Phase 3: Cost Tracking (Estimated: 2-3 weeks)

Goals:

• Cost calculation
• Budget tracking
• Budget enforcement

Deliverables:

• CostTracker service implementation
• Budget storage system
• Budget enforcement logic
• CLI budget commands

Dependencies:

• Phase 2 complete
• Model pricing data

Phase 4: Recommendations (Estimated: 2-3 weeks)

Goals:

• Agent recommendation engine
• Capability matching
• Scoring system

Deliverables:

• RecommendationEngine service implementation
• Capability matching algorithm
• Scoring system
• CLI recommend command

Dependencies:

• Phase 1 complete (capabilities)
• Agent capability database

Phase 5: Integration & Polish (Estimated: 1-2 weeks)

Goals:

• Full system integration
• Performance optimization
• Documentation

Deliverables:

• End-to-end integration tests
• Performance benchmarks
• User documentation
• Migration tools

Dependencies:

• All previous phases complete

Total Estimated Effort

Total: 9-14 weeks (2-3.5 months)

Risk Factors:

• Model pricing data availability
• Performance requirements
• Backward compatibility testing
• User adoption curve

Mitigation Strategies:

• Incremental rollout (feature flags)
• Comprehensive testing at each phase
• User feedback loops
• Fallback to current system if issues arise

Conclusion

The persona system architecture provides a comprehensive foundation for intelligent agent management, cost optimization, and enhanced user experience.
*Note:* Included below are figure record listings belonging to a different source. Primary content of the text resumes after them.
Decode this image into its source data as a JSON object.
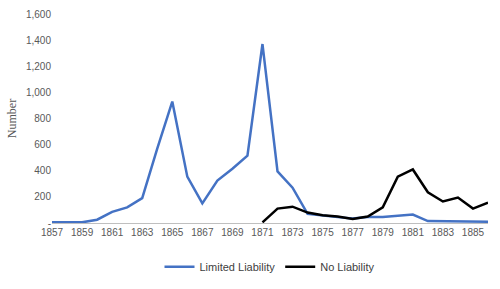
{
  "chart_data": {
    "type": "line",
    "y_label": "Number",
    "x": [
      1857,
      1858,
      1859,
      1860,
      1861,
      1862,
      1863,
      1864,
      1865,
      1866,
      1867,
      1868,
      1869,
      1870,
      1871,
      1872,
      1873,
      1874,
      1875,
      1876,
      1877,
      1878,
      1879,
      1880,
      1881,
      1882,
      1883,
      1884,
      1885,
      1886
    ],
    "series": [
      {
        "name": "Limited Liability",
        "color": "#4472c4",
        "values": [
          5,
          5,
          5,
          25,
          85,
          120,
          190,
          570,
          930,
          355,
          150,
          325,
          415,
          515,
          1370,
          395,
          270,
          70,
          55,
          45,
          35,
          45,
          45,
          55,
          65,
          15,
          15,
          10,
          10,
          10
        ]
      },
      {
        "name": "No Liability",
        "color": "#000000",
        "values": [
          null,
          null,
          null,
          null,
          null,
          null,
          null,
          null,
          null,
          null,
          null,
          null,
          null,
          null,
          5,
          110,
          125,
          80,
          60,
          50,
          30,
          50,
          120,
          355,
          410,
          235,
          165,
          195,
          110,
          155
        ]
      }
    ],
    "xlim": [
      1857,
      1886
    ],
    "xticks": [
      1857,
      1859,
      1861,
      1863,
      1865,
      1867,
      1869,
      1871,
      1873,
      1875,
      1877,
      1879,
      1881,
      1883,
      1885
    ],
    "ylim": [
      0,
      1600
    ],
    "yticks": [
      {
        "value": 0,
        "label": "-"
      },
      200,
      400,
      600,
      800,
      {
        "value": 1000,
        "label": "1,000"
      },
      {
        "value": 1200,
        "label": "1,200"
      },
      {
        "value": 1400,
        "label": "1,400"
      },
      {
        "value": 1600,
        "label": "1,600"
      }
    ],
    "grid": false,
    "legend": "bottom"
  }
}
The design prioritizes backward compatibility, progressive enhancement, and extensibility to support future requirements.

Key benefits:

• Intelligent Model Selection: Automatically choose optimal models
• Cost Control: Track and enforce budgets
• Better Recommendations: Match agents to tasks effectively
• Future-Proof: Extensible architecture for enhancements

The phased implementation approach allows for incremental delivery while maintaining system stability and user experience.